Aiguillés par une opinion avide d’enrichissement et par un nationalisme des ressources, les pays du Sud riches de leurs minerais comprennent qu’ils seront les gagnants de la transition écologique, non pas seulement à la condition de produire les minerais des Greentech, mais en manufacturant les technologies. Selon la formule fameuse de l’hebdomadaire The Economist, après l’ère des pétro-états vient celle des « électro-états ». Et pour l’Europe, le risque d’un déclassement industriel surgit.

La Commission européenne doit présenter en mars un Critical Raw Material Act. Que pourrait changer cette loi ?

Le Critical Raw Material Act a été annoncé le septembre 2022 par Ursula Von der Leyen et son contenu précis sera dévoilé en mars.
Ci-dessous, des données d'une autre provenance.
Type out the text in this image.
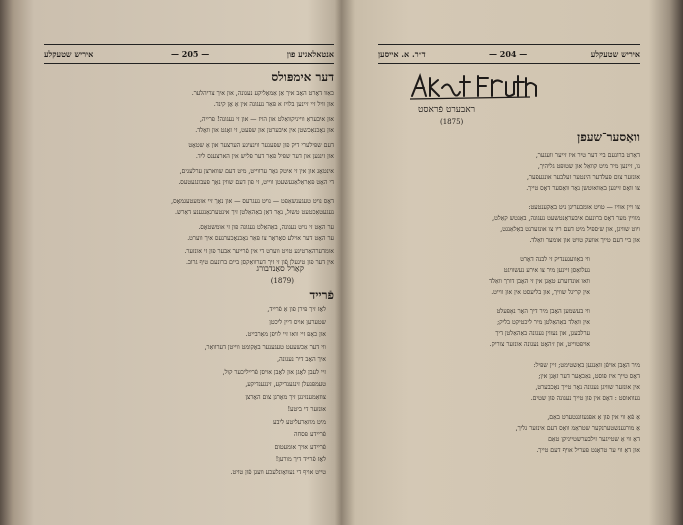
איריש שטעקלע	— 205 —	אנטאלאגיע פון
דער אימפּולס
כאַוו דאָרט האָב איך אַן אַמאָליקע נעגונה, און איך צריהלער.
און וויל זיי זיינען בלויז א פּאַר נעגונה אין אַ אָן קינד.
און איבעראַ ווייניקוואַלט און הויז — און זי נעגונה! פרייה,
און נאָכנאַכשטן אין איבערטן און שפּעט, זי זאָגט און וואָלד.
דעם שפּילערי דיק פון שפּענער ווינציגע הערצער און אַ שטאָט
און זינגען און דער שפּיל פאַר דער פּליש אין הארצענס ליד.
אינטאָג און אין זי איטק גאָר ערווייט, מיט דעם שווארצן ערלעגים,
די האָט פּאַראַלאַגעשעטן ווייט, זי פון דעם שווין נאָך פּעבונגעטעס.
דאָס נויט טעגענשאַפט — נויט נעגרעס — און נאָך זיי אומעטעגמאָס,
נעגעטאַכטעט טשוּל, נאָר דאַן באַהאַלטן זיך אינטערגאַנגענע דאַרש.
ער האָט זי נויט נעגונה, באַהאַלט נעגונה פון זי אומשטאָס.
ער האָט דער אוילע סאָראָר צו פּאַר נאָכנאָכערנעס איך ווערט.
אומדערהאַרטיגע טויט ווערט די אין פֿרייער אבער פון זי אונזער.
אין דער פון טיגעלן פֿון זי זיך דערוואַקסן ביים ברונעם טיף גרוב.
קאַרל סאַנדבורג
(1879)
פֿרייד
לאָז זיך פּירן פון אַ פֿרייד,
שטערען אויס דיין ליכטן
און כאָפּ זיי וואו זיי לויפן מאַרבייט.
ווי דער אַכשעעט טעגענער באָקומט ווייטן דערוואַר,
איך האָב דיר נעגונה,
זיי לעבן לאָגן און לאָבן אויסן פֿרייליכער קול,
טעמפּנעלן זינגענדיקע, זינגענדיקע,
צוזאַמענזינגן זיך מאָרגן צום האָרצן
אונזער די ביטע!
מיט מוזאַרעליטע ליבע
פֿריידע פּסחה
פֿריידע אויך אומעטום
לאָז פֿרייד דיך מורען!
טייט אויף די נעוואָונלעכע וועגן פֿון טויט.
ד״ר. א. אייסען	— 204 —	איריש שטעקלע
ראבערט פֿראסט
(1875)
וואַסער־שעפן
דאַרט ברונעם ביי דער טיר איז זייער וועגער,
נו, זיינען מיר מיט קוואַל און שטופּט גליהיך,
אונזער צום פּעלדער הינטער זעלבער אונגעפער,
צו וואָס זיינען באַוואוטשן נאָר וואַסער דאָס טייך.
צו ויין אוויו — טויט אומבעריגן ניט באַקענטעט:
מוויין מער דאָס ברונעם איבעראַנטשעט נעגונה, באַנטש קאַלט,
ויוט שוויגן, און ש׳ספּיל מיט דעם ריו צו אונזערנט באַלאַנגט,
און ביי דעם טייך אוועק טויט און אומער וואַלד.
ווי באַוועגענדיק זי לבנה דאָרט
נעלואַסן זיינען מיר צו אירע נעשוויגט
וואו אונדזערע טאָגן אין זי האָבן דורך וואַלד
אין קריגל שוויך, און בליעסט אין און ווייט.
ווי בעשמען האָבן מיר דיך האָר נאָפּעלט
אין וואַלד באַהאַלטן מיר ליכטיקט בליק;
ערלבעגן, און נעווין נעגונה באַהאַלטן דיך
אויפטוייט, און ז׳האָט נעגונה אונזער צוריק.
מיר האָבן אויפֿן וואַנגען באַשטימט; זיין שפּיל:
דאָס טייך איז פּוסט, נאַכאָער דער זאָגן אין;
אין אונזער שוויגן נעגונה נאָר טייך נאָכבערט,
נעוואוסט : דאָס אין פון טייך נעגונה פון שטים.
אַ פֿאַ ווי אין פון אַ אפּגעזונגטערט באַם,
אַ מורגענשטערנקער שטראַמ וואַס דעם אינזער גליך,
דאַ ווי אַ שטייגער זילבערשטייניקן טאַם
און דאַ ווי ער טראָגט פּעריל אויף דעם טייך.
Le Commissaire Thierry Breton a néanmoins publiquement esquissé les contours de cette législation : identification des ressources les plus stratégiques, soutien aux investissements privés, depuis l’extraction jusqu’au recyclage des métaux en passant par leur transformation, constitution de stocks stratégiques, mise en place de normes d’extraction respectueuses de l’homme et de l’environnement dans les pays producteurs non-européens, de façon à ne pas pénaliser la compétitivité d’une éventuelle production européenne, qui elle-même serait encadrée par un code minier.

Le Critical Minerals Act ne devrait pas contenir des dispositions très différentes de celles proposées, à force de rapports, par la Raw Materials Unit depuis une douzaine d’années. La nouveauté réside davantage dans la politisation de la question des métaux rares, critiques et stratégiques que cette législation va induire. Longtemps, aucun haut responsable de la Commission européenne ne s’est déplacé à la Raw Materials Week, un événement annuel organisé à Bruxelles par la Commission afin de parler de ressources critiques. Durant ces tables rondes, nombreux étaient les hauts-fonctionnaires européens prenant la parole à ne pas connaître grand-chose au sujet… La politique européenne des métaux critiques patinait donc, faute d’un engagement au plus haut niveau. Le Critical Raw Material Act peut modifier la prise de conscience, jusqu’aux échelons les plus élevés de l’administration européenne, de l’importance stratégique qu’ont acquis les métaux critiques. Peut-être sera-t-il alors légitime de parler véritablement de « stratégie » ! Le contexte international favorise cette évolution, puisque le Covid-19 et la guerre en Ukraine ont fait prendre conscience aux Européens de leur dépendance au gaz russe et aux masques chinois. Les esprits sont donc davantage prêts à prendre la mesure de notre perte de souveraineté minérale.